2. L'éviction des « créatrices » relève d'abord d'une bataille idéologique

Au-delà du constat chiffré, l'éviction des « créatrices » de la sphère publique relève d'abord d'une bataille idéologique.

Pour Geneviève Fraisse, la « production », acte politique par essence, a un rapport direct avec la jouissance, terrain sur lequel les hommes ont du mal à laisser venir les femmes.

En effet, que ce soit sous le vocable d'excellence artistique, de singularité, de don ou de génie, on en revient toujours à la question des représentations associées à la figure de l'artiste. Dans la mythologie, le génie - dont Aline César 29 ( * ) rappelait qu'il était représenté, pour Goethe, par un cygne noir pour symboliser l'apparition de l'inspiration, ou par la figure de l'écrivain romantique - est toujours exclusivement masculin.

Ainsi, le talent conférant l'autorité, l'auteur est nécessairement un homme et ceci depuis l'origine.

A cet égard, les enjeux sémantiques sont loin d'être anodins. Aline César nous apprenait qu'au III ème siècle de notre ère, un grammairien latin déniait aux femmes le bénéfice de l'usage du féminin pour le mot « auteur », la féminisation des tâches n'étant tolérée que pour les tâches subalternes de copie des oeuvres. Or, pourtant, on retrouve bien le mot « autrice » dans les registres de la Comédie française...
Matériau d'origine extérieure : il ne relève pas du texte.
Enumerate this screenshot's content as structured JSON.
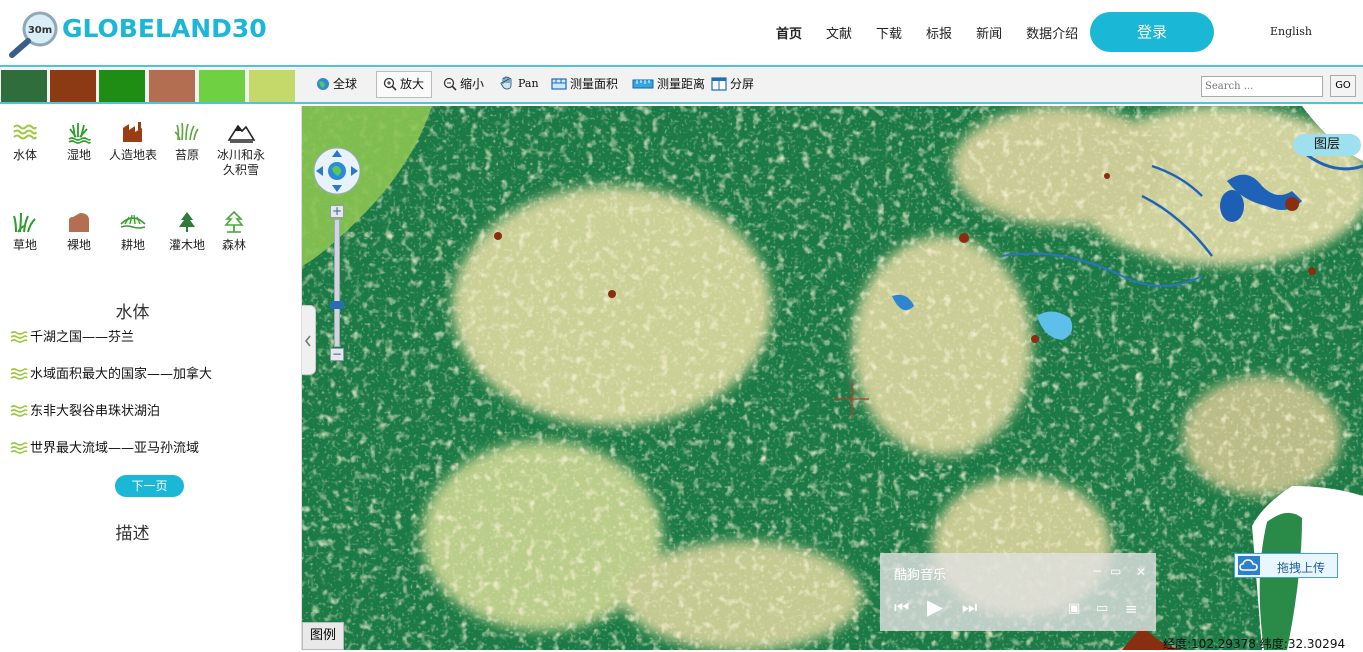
{
  "header": {
    "logo_badge": "30m",
    "logo_text": "GLOBELAND30",
    "nav": [
      "首页",
      "文献",
      "下载",
      "标报",
      "新闻",
      "数据介绍"
    ],
    "login": "登录",
    "language": "English"
  },
  "toolbar": {
    "swatch_colors": [
      "#2f6e3c",
      "#8b3a14",
      "#1f8c13",
      "#b36e52",
      "#6fd142",
      "#c4d96a"
    ],
    "tools": {
      "full_extent": "全球",
      "zoom_in": "放大",
      "zoom_out": "缩小",
      "pan": "Pan",
      "measure_area": "测量面积",
      "measure_distance": "测量距离",
      "split_screen": "分屏"
    },
    "search_placeholder": "Search ...",
    "go": "GO"
  },
  "sidebar": {
    "categories_row1": [
      "水体",
      "湿地",
      "人造地表",
      "苔原",
      "冰川和永久积雪"
    ],
    "categories_row2": [
      "草地",
      "裸地",
      "耕地",
      "灌木地",
      "森林"
    ],
    "section_title": "水体",
    "items": [
      "千湖之国——芬兰",
      "水域面积最大的国家——加拿大",
      "东非大裂谷串珠状湖泊",
      "世界最大流域——亚马孙流域"
    ],
    "next_page": "下一页",
    "description_title": "描述"
  },
  "map": {
    "layers_button": "图层",
    "upload_button": "拖拽上传",
    "music_title": "酷狗音乐",
    "legend_tab": "图例",
    "longitude_label": "经度:",
    "longitude": "102.29378",
    "latitude_label": "纬度:",
    "latitude": "32.30294"
  }
}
Pour Aurore Evain 30 ( * ) , la mise à jour de l'histoire de ce féminin permet de démonter un certain nombre d'arguments avancés par les opposants à la féminisation, et pointe les multiples contradictions et omissions de l'Académie française, depuis sa création jusqu'à aujourd'hui. « Non seulement « autrice » n'est pas un néologisme, mais il puise même sa légitimité terminologique dans une histoire aussi longue que passionnante ».

Elle montre ainsi que ce qui a été avancé dans les « Histoires de la langue » , son emploi péjoratif est extrêmement limité et le fait le plus souvent des opposants à la féminisation. Il est encore moins l'engouement d'une élite qui voudrait imposer son usage de la langue : l'histoire prouve au contraire qu'il fait retour dans le débat public à chaque période de démocratisation et d'avancée dans l'égalité des sexes.

Enfin et surtout, ce féminin, loin d'avoir une connotation essentialiste qui enfermerait les femmes dans une littérature dite féminine, porte la marque d'une intervention politique de celles-ci dans la langue et a désigné bon nombre de pionnières qui se sont risquées dans des métiers de l'écrit jusqu'alors fermés aux femmes, comme le théâtre, la rhétorique, le journalisme, la lexicographie, etc.


* 29 Aline César : auteure, metteuse en scène, membre du Collectif H/F d'Ile-de-France, intervenant lors de la table ronde publique du 25 avril 2013 réunissant des directrices d'événements et d'établissements artistiques nationaux.

* 30 Aurore Evain : autrice, dramaturge, metteuse en scène, actrice, éditrice, chercheuse indépendante à l'Université Paris III - Sorbonne Nouvelle, Institut d'études théâtrales (Théâtre des 16 ème , 17 ème , 18 ème siècles).